Vor allem wegen des Fachkräftemangels – je mehr Menschen vor ihrem eigentlichen Renteneintrittsalter aufhören zu arbeiten, desto mehr Arbeitskräfte fehlen – haben sich Deutschlands Arbeitgeber*innen, die Union und auch Politiker*innen von FDP und Grünen wiederholt für eine Abkehr von der sogenannten „Rente mit 63“ starkgemacht. Man könne es sich nicht leisten, dass „hauptsächlich gesunde und gut verdienende Menschen mit 63 in Rente gehen“, hieß es. Die Rede war sogar von einer „Stilllegungsprämie für qualifizierte Beschäftigte“.

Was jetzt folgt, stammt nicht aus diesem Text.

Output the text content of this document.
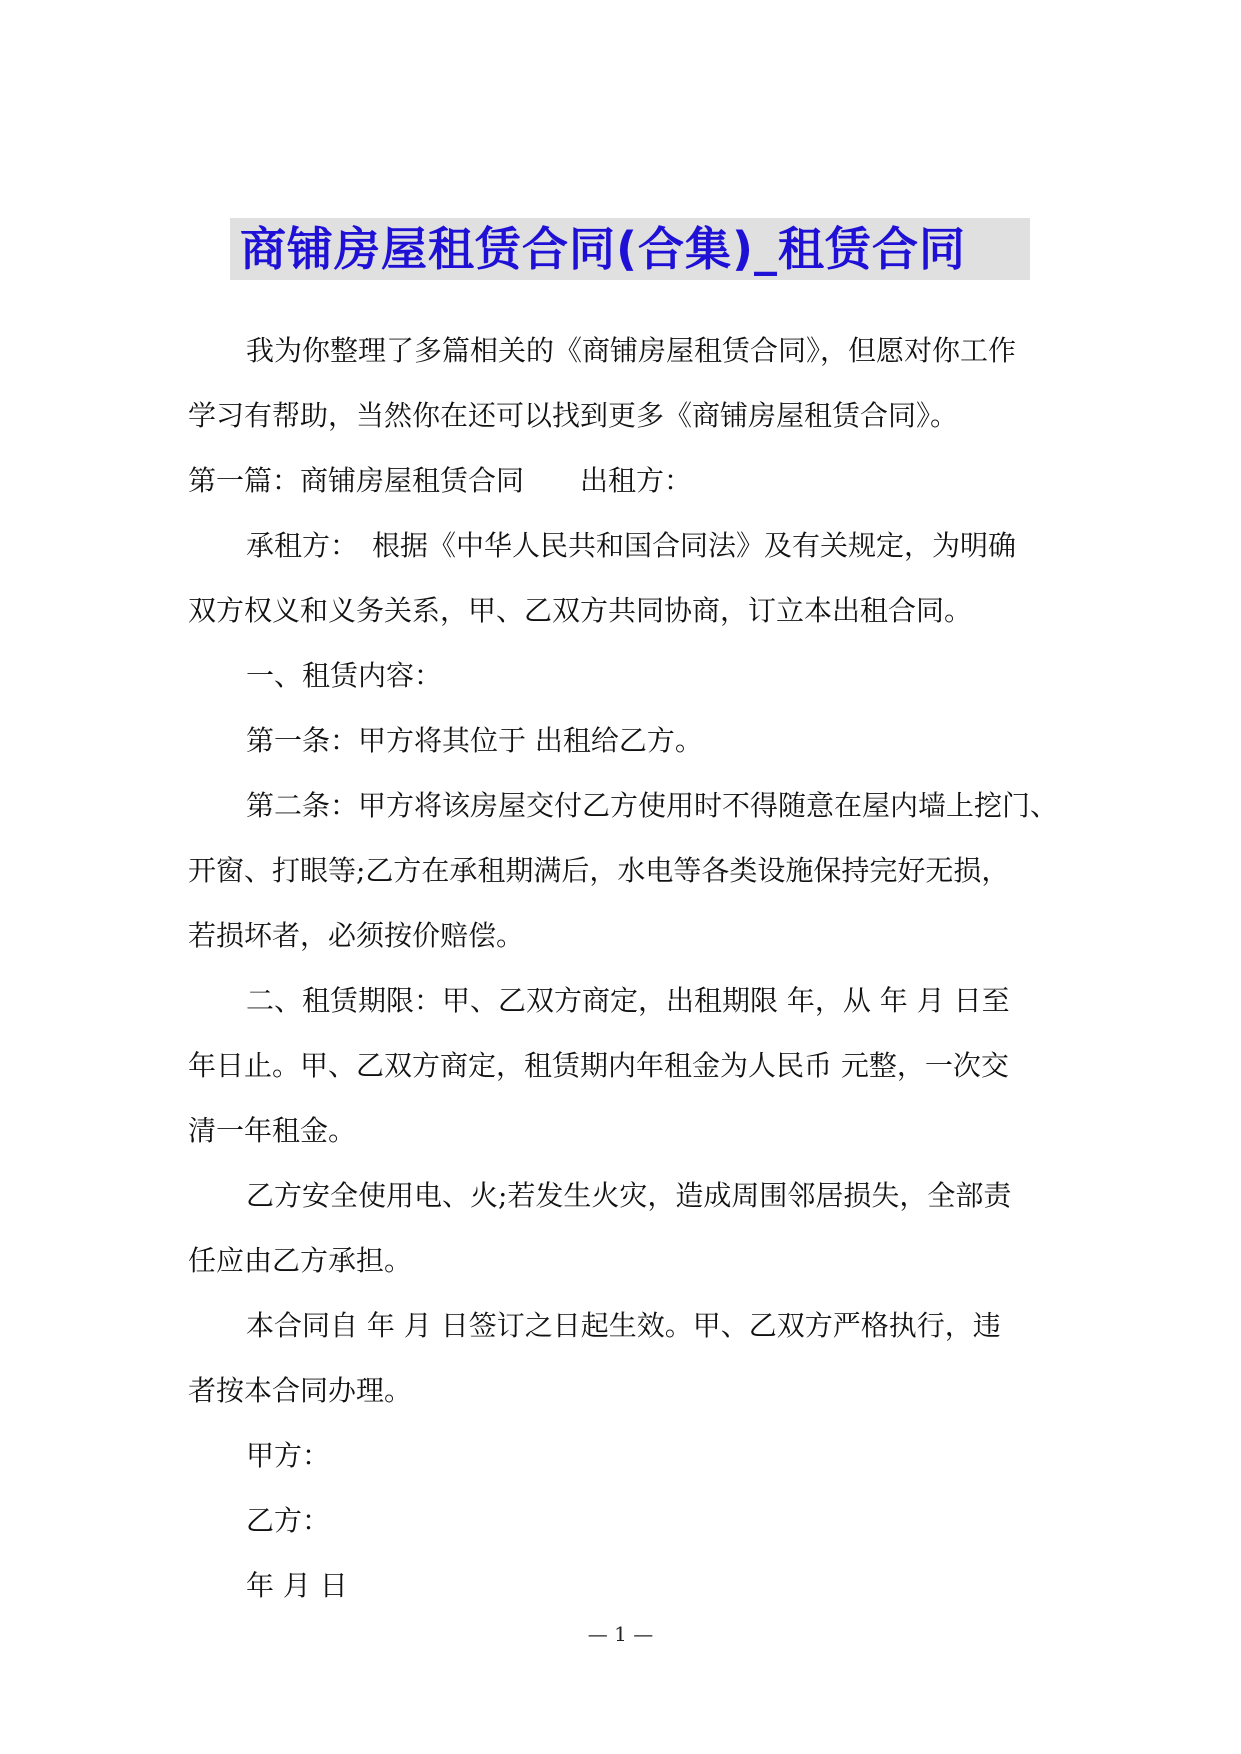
商铺房屋租赁合同(合集)_租赁合同
我为你整理了多篇相关的《商铺房屋租赁合同》，但愿对你工作
学习有帮助，当然你在还可以找到更多《商铺房屋租赁合同》。
第一篇：商铺房屋租赁合同　　出租方：
承租方：　根据《中华人民共和国合同法》及有关规定，为明确
双方权义和义务关系，甲、乙双方共同协商，订立本出租合同。
一、租赁内容：
第一条：甲方将其位于 出租给乙方。
第二条：甲方将该房屋交付乙方使用时不得随意在屋内墙上挖门、
开窗、打眼等;乙方在承租期满后，水电等各类设施保持完好无损，
若损坏者，必须按价赔偿。
二、租赁期限：甲、乙双方商定，出租期限 年，从 年 月 日至
年日止。甲、乙双方商定，租赁期内年租金为人民币 元整，一次交
清一年租金。
乙方安全使用电、火;若发生火灾，造成周围邻居损失，全部责
任应由乙方承担。
本合同自 年 月 日签订之日起生效。甲、乙双方严格执行，违
者按本合同办理。
甲方：
乙方：
年 月 日
— 1 —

SoVD: Allen langes Erwersleben ermöglichen

Hierzu sagte SoVD-Vorstandsvorsitzende  Michaela Engelmeier der dpa: „Die Debatte um die ‚Rente mit 63‘ – oder eigentlich jetzt ‚Rente mit 64‘ – ist schon etwas zynisch. Es kann doch nicht das Ziel sein, dass Menschen, die 45 Jahre gearbeitet und Beiträge gezahlt haben, deshalb nicht in Rente gehen sollen, weil sie noch zu gesund sind?“

Es gebe keinen Zwang, in Rente zu gehen, stellte die SoVD-Vorsitzende, die mit ihrem Statement unter anderem in der ZEIT zitiert wurde, klar. „Wer kann, darf heute schon so lange arbeiten, wie er oder sie möchte, und den Eintritt in die Rente nach hinten schieben.“ Aus SoVD-Sicht müsse der Plan sein, möglichst allen Menschen ein gesundes Arbeiten bis zum regulären Renteneintritt zu ermöglichen.

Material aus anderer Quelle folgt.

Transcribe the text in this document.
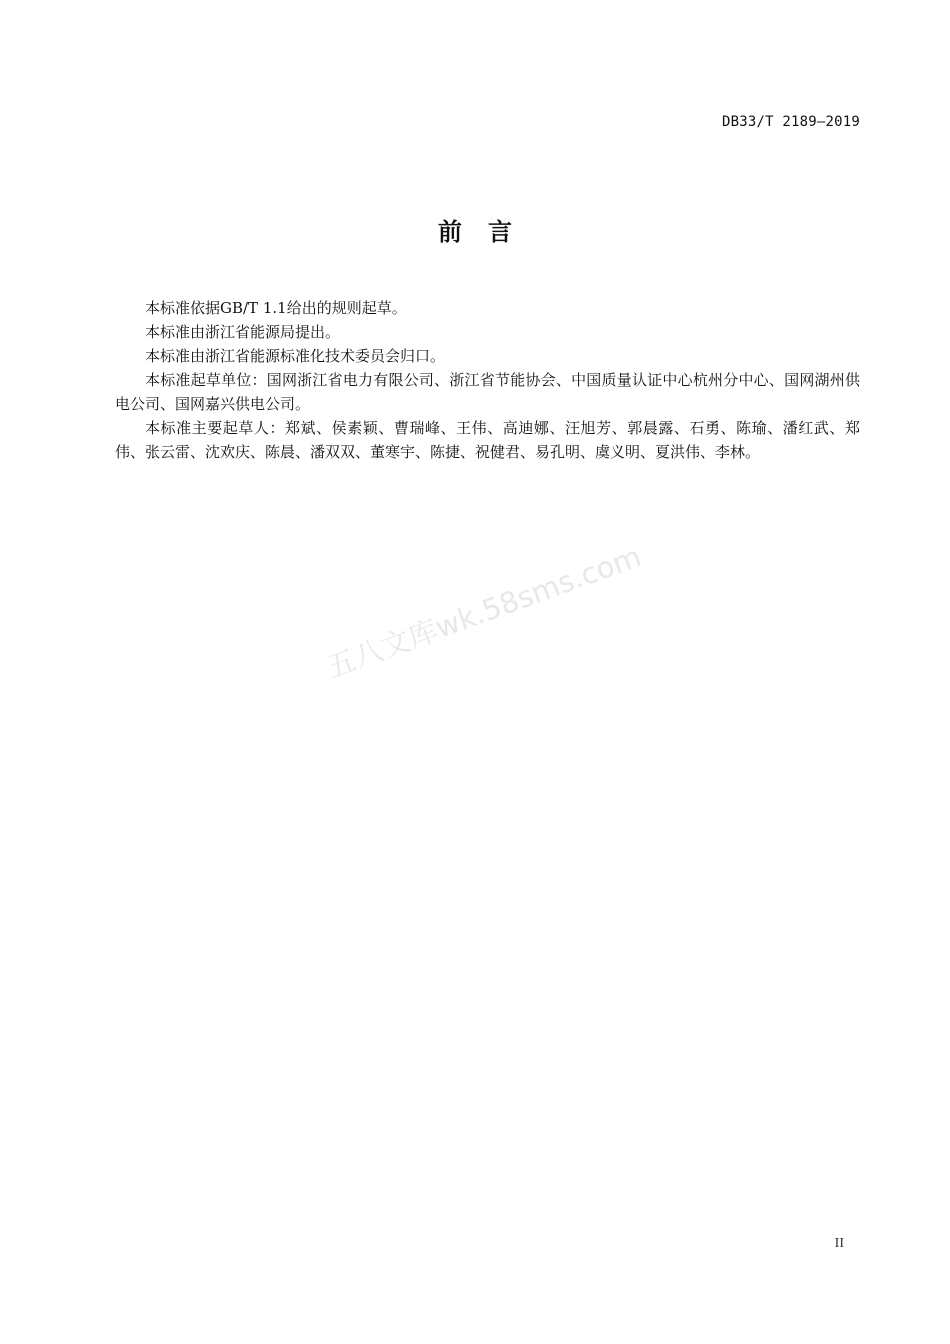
DB33/T 2189—2019
前言

本标准依据GB/T 1.1给出的规则起草。

本标准由浙江省能源局提出。

本标准由浙江省能源标准化技术委员会归口。

本标准起草单位：国网浙江省电力有限公司、浙江省节能协会、中国质量认证中心杭州分中心、国网湖州供电公司、国网嘉兴供电公司。

本标准主要起草人：郑斌、侯素颖、曹瑞峰、王伟、高迪娜、汪旭芳、郭晨露、石勇、陈瑜、潘红武、郑伟、张云雷、沈欢庆、陈晨、潘双双、董寒宇、陈捷、祝健君、易孔明、虞义明、夏洪伟、李林。

五八文库wk.58sms.com
II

Engelmeier sagte weiter: „Wir sollten den Blick auch darauf richten, wann die Menschen in das Berufsleben einsteigen. Und wir sollten darüber reden, wer alles in das solidarische System der gesetzlichen Rentenversicherung einbezogen ist – und wer eben nicht.“

Alle Erwerbstätigen in Rentenversicherung einbeziehen

Der SoVD fordert seit Langem die Weiterentwicklung der gesetzlichen Rentenversicherung zu einer Erwerbstätigenversicherung, in die alle Beschäftigten einzahlen – also auch die Beamt*innen, Selbstständigen und Mandatsträger*innen. Das würde aus Sicht des Verbandes nicht allein die Beitrags- und damit die Einnahmeseite der gesetzlichen Rente stärken, sondern auch das Vertrauen in das solidarische und gesetzliche Rentensystem. „Deshalb ist es sehr wichtig, dass nun endlich das zweite Rentenpaket mit der Stabilisierung des Rentenniveaus kommt. Das brauchen wir, damit sich die Renten weiterhin wie die Löhne entwickeln“, fordert die SoVD-Vorsitzende.

In Kürze will Bundesarbeitsminister Hubertus Heil (SPD) nun seine mit Spannung erwarteten Pläne zur Sicherung des Rentenniveaus auf den Tisch legen. Heil machte schon 2023 klar, dass es mit seiner Regierung eine Erhöhung des Renteneintrittsalters nicht geben werde. „Wer 45 Jahre lang gearbeitet hat, hat ein Recht darauf, früher abschlagsfrei in Rente zu gehen.“ Ziel müsse es sein, so der Arbeitsminister, „dass sich alle Generationen auf das System der Alterssicherung in Deutschland verlassen können“. Er sei für flexible Übergänge in den Ruhestand.

Der SoVD wird sich weiter mit seinen Forderungen (www.die-bessere-rente.de) in die Diskussion einbringen.